L’anima mia s’acquieta

Cammino lungo i vialetti assorta nei miei pensieri quando qualche centimetro di pelle scura sfiorata da colori brillanti mi distoglie bruscamente dalla mia traiettoria, quanta eleganza e che portamento regale sfoggiati con grazia un anonimo sabato mattina al parco tra indescrivibili bellezze naturali, verde blu giallo rosso, arancio, un fiore, una manica, un cespuglio, un foulard, un’aiuola, una fibbia, una corolla, un polsino, una gemma, pietre preziose e oro luminoso. Il mio sguardo corre via veloce e lo perdo di vista laggiù, starà inseguendo una stoffa o un bocciolo, chissà.

Le immagini oscurano i suoni, peraltro incomprensibili, che di altra lingua si tratti è certo, ma di quale non si sa, sono in tanti, festosi e loquaci, eleganti e felici, una sola di bianco vestita, lei, la sposa, un bianco sgargiante, un giglio tra i tulipani, alta snella serena, uno splendore e al suo fianco lo sposo, variopinto, la protegge con spalle possenti.

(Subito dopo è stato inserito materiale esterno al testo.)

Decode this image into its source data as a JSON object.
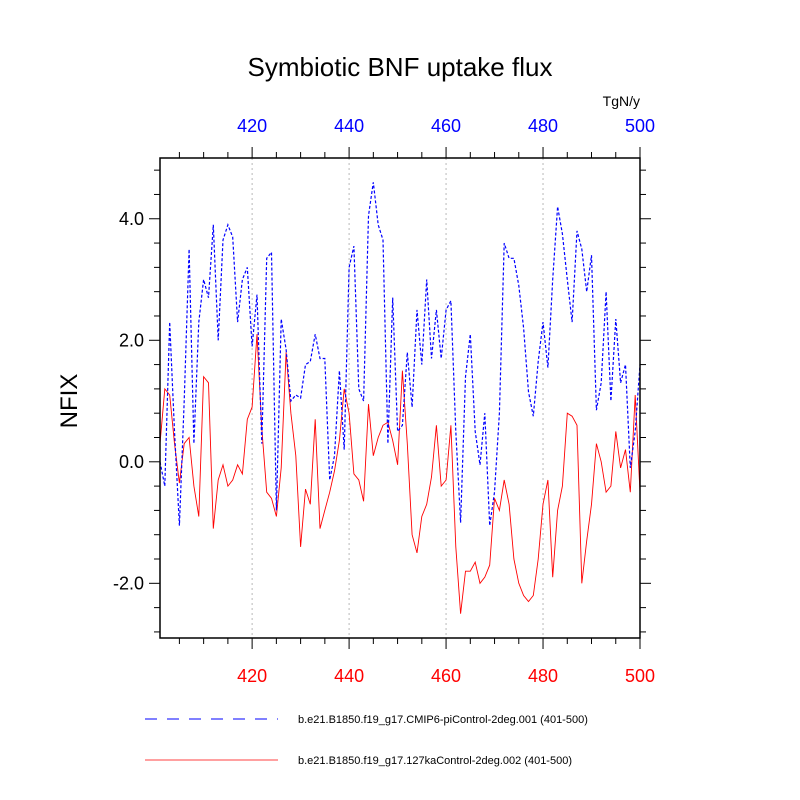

Un matrimonio africano, un sabato mattina in un’anonima cittadina di provincia, una rarità, un quadratino di pelle scura, un altro e uno ancora, uno accanto all’altro, una persona, due, dieci, venti, un folto gruppo dall’insolita eleganza.

È festa grande!

Mi giro di colpo e inseguo il mio sguardo dispettoso che si è gettato a capofitto tra gli incanti del panorama, curioso come sempre, insaziabile direi, avvista una meraviglia e ne intuisce un’altra, prima una e poi l’altra, d’un tratto arretra e con molta cautela si guarda intorno, si ferma, si volta e chiama in soccorso l’udito, suo grande alleato, parte di scatto, li vedo appostarsi fianco a fianco, c’è un intrigo nell’aria, orecchie e occhi allertati, stanno spavaldamente origliando i commenti dei passanti, lo scalpiccio della ghiaia rende arduo il loro compito, ma l’impegno viene premiato, parole feroci si incuneano nell’orecchio destro suscitando rabbia e stupore, come si permettono, come osano, in bianco anche loro, noi loro, loro noi, affetto o stupore, non è dato sapersi.

Abbasso il capo amareggiata e per distrarmi seguo un nuovo itinerario mentale tra i sassolini bianchi e un pubblico variegato, involontariamente ascolto le confidenze altrui, ecco una coppia frettolosa, un ragazzo in corsa verso l’ufficio anagrafe e poi dal dottore, nulla di preoccupante, deve ritirare un documento, confida al suo interlocutore telefonico, mentre una signora anziana si affretta in centro, stanno per chiudere tutti i negozi, mia suocera è stanca, scade il parchimetro, ho fame, stanno traslocando, la bambina vuole un gelato, lui la tradisce, domani mi riposo, hanno sempre ragione loro e molto altro.

Ah, la frenesia contagiosa del sabato mattina, decine di cittadini ammaliati da tanta beltà, di sottofondo lo scalpiccio dei passi sulla ghiaia e un vociare rilassato, più in là vasti prati costellati di macchie fiorite, qui dentro l’anima mia s’acquieta.